Rabu, 23 Maret 2016

Nilai Bukanlah Segalanya

Menjadi seorang siswa di Indonesia rasanya tidak pernah mudah. Nilai, jadi patokan untuk menentukan kesuksesan. Sepertinya cuma nilai bagus yang membuatmu bisa dibanggakan oleh orang tua dan keluargamu. Pintar main bola nggak membuatmu bisa dapat ranking. Juara kompetisi yoyo tidak menjadikanmu anak kebanggaan. Padahal di luar sana ada berbagai sistem pendidikan lain yang menilaimu bukan cuma dari saja. Hanya sebagai bahan renungan dan evaluasi saja, gak ada salahnya kan kita melihat sistem pendidikan di negara lain. Karena kebanyakan orang bilang kalau rumput tetangga itu lebih hijau. :)



 1. Kalau di Indonesia batita udah masuk pre school, di Finlandia anak dibebaskan dari sekolah sampai umur 7 tahun Masa kecil itu untuk bermain di Indonesia, kebanyakan orangtua pasti akan mulai bingung saat anaknya memasuki usia 3-4 tahun. Pada usia anak yang baru segitu, mereka bahkan sudah pusing untuk memasukkan anaknya ke pre-school yang mana. Yah, namanya juga demi pendidikan anak mereka. Tentu lah mereka ingin memasukkan anaknya ke sekolah terbaik. Sayangnya, dalam usia semuda itu, mental dan pikiran anak-anak cenderung masih ingin bermain. Jadi meski sudah mulai disekolahkan pada usia dini, kemampuan anak yang sebenarnya masih belum akan terlihat.

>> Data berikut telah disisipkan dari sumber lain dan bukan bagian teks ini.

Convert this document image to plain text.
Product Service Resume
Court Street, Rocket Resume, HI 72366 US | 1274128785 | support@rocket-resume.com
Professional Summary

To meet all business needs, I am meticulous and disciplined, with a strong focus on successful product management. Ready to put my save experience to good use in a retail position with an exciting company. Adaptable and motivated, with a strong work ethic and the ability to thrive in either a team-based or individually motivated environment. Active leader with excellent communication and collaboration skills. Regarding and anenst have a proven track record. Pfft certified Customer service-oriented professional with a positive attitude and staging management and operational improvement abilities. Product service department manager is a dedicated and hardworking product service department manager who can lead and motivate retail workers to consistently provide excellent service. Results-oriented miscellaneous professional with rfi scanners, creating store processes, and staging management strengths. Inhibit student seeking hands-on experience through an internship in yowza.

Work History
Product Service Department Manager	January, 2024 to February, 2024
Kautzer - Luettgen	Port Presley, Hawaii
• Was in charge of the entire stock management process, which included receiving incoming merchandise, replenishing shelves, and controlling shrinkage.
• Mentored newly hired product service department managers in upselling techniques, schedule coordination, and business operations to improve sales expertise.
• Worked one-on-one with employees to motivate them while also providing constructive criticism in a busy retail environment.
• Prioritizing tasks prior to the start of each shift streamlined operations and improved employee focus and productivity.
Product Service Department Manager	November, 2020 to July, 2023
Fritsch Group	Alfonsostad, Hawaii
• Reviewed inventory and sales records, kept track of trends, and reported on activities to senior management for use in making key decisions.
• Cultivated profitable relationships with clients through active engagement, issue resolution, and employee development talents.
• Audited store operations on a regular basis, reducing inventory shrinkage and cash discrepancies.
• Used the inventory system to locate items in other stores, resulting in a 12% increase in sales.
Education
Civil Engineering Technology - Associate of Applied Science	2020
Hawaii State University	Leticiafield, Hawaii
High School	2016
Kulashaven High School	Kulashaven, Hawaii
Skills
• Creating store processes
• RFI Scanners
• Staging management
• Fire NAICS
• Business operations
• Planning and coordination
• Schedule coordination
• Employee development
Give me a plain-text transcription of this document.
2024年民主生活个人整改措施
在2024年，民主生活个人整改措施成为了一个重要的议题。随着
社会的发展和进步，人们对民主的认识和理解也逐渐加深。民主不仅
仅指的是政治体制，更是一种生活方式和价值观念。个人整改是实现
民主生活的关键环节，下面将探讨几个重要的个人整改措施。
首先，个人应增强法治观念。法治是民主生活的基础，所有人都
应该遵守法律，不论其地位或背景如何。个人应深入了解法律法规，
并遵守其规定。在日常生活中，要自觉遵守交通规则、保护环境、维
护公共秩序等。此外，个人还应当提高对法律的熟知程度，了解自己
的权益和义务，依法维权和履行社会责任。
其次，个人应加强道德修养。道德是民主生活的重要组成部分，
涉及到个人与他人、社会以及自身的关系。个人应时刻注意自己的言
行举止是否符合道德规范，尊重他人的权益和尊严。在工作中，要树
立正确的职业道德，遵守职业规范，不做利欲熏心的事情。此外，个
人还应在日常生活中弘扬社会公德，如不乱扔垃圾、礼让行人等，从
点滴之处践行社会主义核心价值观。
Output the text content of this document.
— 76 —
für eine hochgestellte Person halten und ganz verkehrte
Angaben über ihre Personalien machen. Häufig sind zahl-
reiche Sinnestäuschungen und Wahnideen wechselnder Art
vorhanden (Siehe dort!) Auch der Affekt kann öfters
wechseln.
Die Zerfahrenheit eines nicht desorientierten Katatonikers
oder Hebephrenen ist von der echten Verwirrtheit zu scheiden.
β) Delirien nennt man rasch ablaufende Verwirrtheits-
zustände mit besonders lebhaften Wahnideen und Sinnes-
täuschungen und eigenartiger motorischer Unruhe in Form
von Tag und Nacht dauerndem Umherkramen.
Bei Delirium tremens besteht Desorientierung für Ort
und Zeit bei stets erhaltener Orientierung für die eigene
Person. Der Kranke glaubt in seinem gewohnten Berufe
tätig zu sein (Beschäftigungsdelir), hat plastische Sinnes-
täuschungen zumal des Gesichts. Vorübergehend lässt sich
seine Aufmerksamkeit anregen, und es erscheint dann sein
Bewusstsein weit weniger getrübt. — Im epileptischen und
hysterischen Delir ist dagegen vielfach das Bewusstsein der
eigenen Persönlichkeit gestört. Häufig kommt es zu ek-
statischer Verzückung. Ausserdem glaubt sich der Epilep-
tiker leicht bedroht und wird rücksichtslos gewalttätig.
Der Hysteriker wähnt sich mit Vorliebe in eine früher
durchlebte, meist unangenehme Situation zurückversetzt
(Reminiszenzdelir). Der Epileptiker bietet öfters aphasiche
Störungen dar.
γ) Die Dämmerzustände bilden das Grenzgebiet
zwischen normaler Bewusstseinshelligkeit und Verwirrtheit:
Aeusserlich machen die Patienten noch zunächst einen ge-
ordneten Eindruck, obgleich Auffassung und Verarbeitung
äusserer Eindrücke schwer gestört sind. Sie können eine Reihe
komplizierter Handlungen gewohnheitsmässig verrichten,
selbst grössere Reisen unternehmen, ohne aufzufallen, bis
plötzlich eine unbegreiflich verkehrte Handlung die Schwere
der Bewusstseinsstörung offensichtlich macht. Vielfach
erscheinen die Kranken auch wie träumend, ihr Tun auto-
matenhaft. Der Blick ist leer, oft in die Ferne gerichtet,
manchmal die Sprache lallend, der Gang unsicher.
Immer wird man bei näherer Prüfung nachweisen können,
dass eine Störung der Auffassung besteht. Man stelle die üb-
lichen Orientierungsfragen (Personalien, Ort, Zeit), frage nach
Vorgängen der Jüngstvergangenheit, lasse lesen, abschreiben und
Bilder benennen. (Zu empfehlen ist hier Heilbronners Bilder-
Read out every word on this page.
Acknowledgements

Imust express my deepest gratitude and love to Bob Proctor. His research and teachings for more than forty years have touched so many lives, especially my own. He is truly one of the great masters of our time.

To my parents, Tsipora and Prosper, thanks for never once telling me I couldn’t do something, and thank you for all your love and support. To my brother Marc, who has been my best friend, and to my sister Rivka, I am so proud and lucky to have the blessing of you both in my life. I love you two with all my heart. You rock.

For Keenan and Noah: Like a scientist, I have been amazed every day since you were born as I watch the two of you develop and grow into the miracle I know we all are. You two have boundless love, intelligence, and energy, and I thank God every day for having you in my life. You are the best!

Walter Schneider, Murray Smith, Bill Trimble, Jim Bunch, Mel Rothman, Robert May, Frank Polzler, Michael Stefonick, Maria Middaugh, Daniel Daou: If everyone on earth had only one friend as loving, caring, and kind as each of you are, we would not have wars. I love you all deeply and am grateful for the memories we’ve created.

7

Yang ada malah kemampuan berpikir anak jadi kurang efektif nantinya. Atas dasar itu, Finlandia baru mengenalkan sekolah pada warganya saat mereka mulai masuk usia 7 tahun. Biarkan masa kecil untuk bermain sehingga masa kecil mereka bisa lebih bahagia. Disamping itu, usia 7 tahun dinilai sebagai usia yang tepat untuk mulai belajar. Pola pikir anak sudah mulai bisa dibentuk untuk belajar saat anak memasuki usia tersebut.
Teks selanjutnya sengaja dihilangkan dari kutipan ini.